From a non-economist standpoint Crampton et al would appear to be the fundamentalists in this debate and their conclusions need to also be considered in the context of their receiving funds from an alcohol industry, which benefits from their conclusions. Further, it is important to note that “standard (neoclassical) economic approaches” are coming under increasing scrutiny and criticism, particularly following the recent global financial crisis, which was not predicted by “standard” economic models. New economic models based on better science and more rigorous mathematics are now progressing.5 [cite to Keen!]
I'm pretty sure that these can't all be true at once:
- I'm a fundamentalist
- I'm bought out by industry, saying whatever they want
- We should throw out neoclassical economics because it yields conclusions like mine and the financial crisis too.
I suppose 1 and 3 could go together if I'm a fundamentalist economist. But the thing is, you can't really buy out a fundamentalist. A true zealot can be encouraged to spend more time on one area of work rather than another [and a consultancy contract that needs to get finished, earthquakes or not, does sharpen incentives on that front], but you can't buy a fundamentalist's conclusions. It's perhaps worth noting, again, that the net effect of industry funding on conclusions, when it comes to my analysis of the BERL study, was to substantially increase the measured external costs of alcohol use: thoroughly understanding the model on which the BERL study was based led us to find an error in our prior unfunded work - one not noted either by BERL or by Marsden Jacob in its $60k hatchet job on that prior piece.
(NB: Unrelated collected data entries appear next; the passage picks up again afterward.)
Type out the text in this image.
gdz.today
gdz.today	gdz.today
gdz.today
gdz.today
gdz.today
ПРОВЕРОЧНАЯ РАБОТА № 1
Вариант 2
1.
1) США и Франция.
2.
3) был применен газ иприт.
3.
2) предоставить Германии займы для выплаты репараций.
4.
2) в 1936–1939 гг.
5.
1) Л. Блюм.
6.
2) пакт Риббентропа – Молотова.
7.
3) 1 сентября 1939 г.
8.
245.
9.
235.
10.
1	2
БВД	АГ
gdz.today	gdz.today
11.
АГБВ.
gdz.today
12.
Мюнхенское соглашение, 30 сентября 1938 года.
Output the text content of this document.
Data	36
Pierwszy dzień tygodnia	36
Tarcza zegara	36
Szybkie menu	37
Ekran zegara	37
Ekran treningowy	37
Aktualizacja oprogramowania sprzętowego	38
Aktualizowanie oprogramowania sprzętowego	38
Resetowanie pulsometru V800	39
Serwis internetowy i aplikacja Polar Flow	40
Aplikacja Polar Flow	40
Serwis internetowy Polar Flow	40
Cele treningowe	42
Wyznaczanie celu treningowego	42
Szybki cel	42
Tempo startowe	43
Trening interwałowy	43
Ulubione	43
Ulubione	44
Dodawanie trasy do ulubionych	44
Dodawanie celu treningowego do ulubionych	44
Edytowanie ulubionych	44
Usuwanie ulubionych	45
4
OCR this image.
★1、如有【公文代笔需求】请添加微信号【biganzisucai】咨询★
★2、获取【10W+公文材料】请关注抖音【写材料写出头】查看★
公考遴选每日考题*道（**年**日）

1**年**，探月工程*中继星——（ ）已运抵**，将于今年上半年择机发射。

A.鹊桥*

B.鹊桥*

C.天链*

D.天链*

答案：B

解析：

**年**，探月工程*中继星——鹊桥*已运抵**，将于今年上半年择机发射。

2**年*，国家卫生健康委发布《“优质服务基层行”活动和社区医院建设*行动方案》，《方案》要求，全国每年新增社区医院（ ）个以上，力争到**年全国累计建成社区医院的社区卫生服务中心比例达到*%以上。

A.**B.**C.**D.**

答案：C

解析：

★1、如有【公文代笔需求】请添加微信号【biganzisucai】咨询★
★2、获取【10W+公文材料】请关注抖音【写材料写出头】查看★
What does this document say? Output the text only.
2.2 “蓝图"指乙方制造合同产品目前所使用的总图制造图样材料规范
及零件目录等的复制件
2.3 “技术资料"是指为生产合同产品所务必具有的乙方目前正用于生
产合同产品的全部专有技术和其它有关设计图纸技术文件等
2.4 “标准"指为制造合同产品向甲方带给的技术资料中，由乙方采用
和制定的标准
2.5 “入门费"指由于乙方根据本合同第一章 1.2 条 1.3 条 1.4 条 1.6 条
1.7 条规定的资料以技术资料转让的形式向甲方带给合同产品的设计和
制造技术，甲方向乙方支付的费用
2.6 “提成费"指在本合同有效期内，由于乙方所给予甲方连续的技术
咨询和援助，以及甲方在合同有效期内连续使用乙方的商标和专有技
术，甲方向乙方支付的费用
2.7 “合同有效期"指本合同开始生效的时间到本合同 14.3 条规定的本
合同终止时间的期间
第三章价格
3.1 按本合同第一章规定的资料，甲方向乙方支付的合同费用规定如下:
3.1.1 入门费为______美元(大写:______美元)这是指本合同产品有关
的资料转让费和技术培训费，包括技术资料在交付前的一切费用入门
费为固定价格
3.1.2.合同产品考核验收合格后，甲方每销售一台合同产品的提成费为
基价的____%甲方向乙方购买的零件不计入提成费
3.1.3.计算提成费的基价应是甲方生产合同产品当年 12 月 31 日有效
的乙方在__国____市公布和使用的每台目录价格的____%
* Actually, it begins with Doug making a trivial but risky error: he says that BERL produced its report for the Law Commission's review of the alcohol literature. I understand that the Law Commission, back in 2009, sent out a couple of threatening letters when they were characterised as having commissioned the BERL report. I doubt it'll happen here, because LC isn't being criticized (incorrectly) for having commissioned a shonky report. They didn't commission a shonky report; the Ministry of Health and ACC did. The Law Commission relied on a shonky report. That's different.